By the mid-1990s, the extraordinary advances in DNA cloning, amplification and sequencing had made feasible the mapping and sequencing of whole genomes. The exponential growth of data led to extensive and progressively well-annotated genome databases, and suites of computational tools for gene prediction, homolog identification and gene structural and expression analyses. For the first time the full complement of DNA sequence information in bacteria, simple eukaryotes, fungi, plants and animals began to be revealed, enabling comparative genomics to interrogate evolutionary relationships and functional indices at increasingly high resolution.

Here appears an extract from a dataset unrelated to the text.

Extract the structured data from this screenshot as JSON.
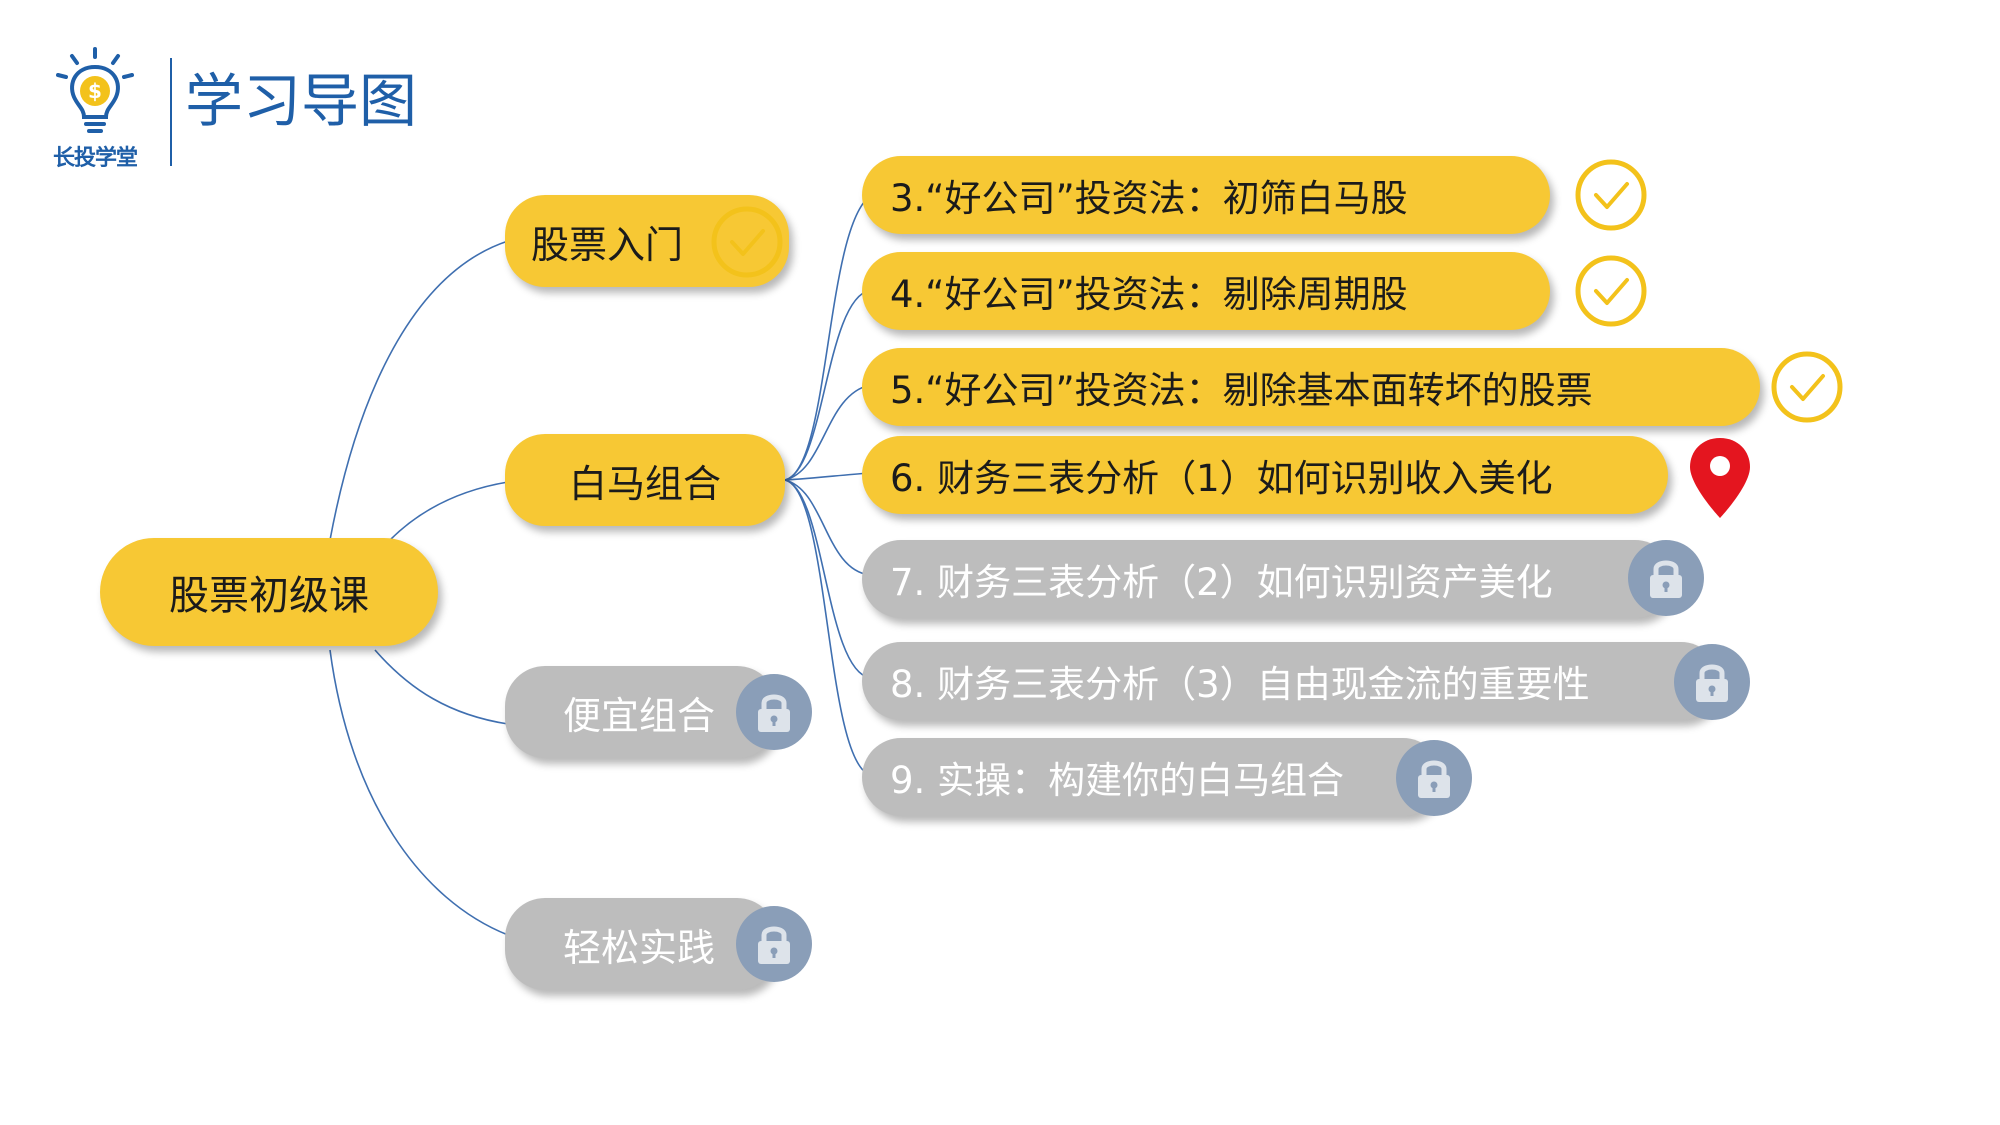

Prokaryote genomes were confirmed to be dominated by protein-coding genes, with phenotypic diversity achieved primarily by proteomic variation. On the other hand, animals differing by orders of magnitude in developmental complexity were found to have a similar number and repertoire of protein-coding genes - only about 20,000 in both nematodes and mammals - the ‘G-value enigma. By contrast, increased developmental complexity correlated with the extent of intronic and intergenic non-protein-coding DNA, indicating that phenotypic radiation and developmental sophistication in multicellular organisms is achieved mainly by regulatory expansion. Mysterious non-protein-coding ‘ultraconserved’ sequences and large numbers of ‘pseudogenes’ were found in mammalian genomes. Different classes of transposable element and retroviral-derived sequences were characterized in plant and animal genomes and shown to be major drivers of phenotypic innovation.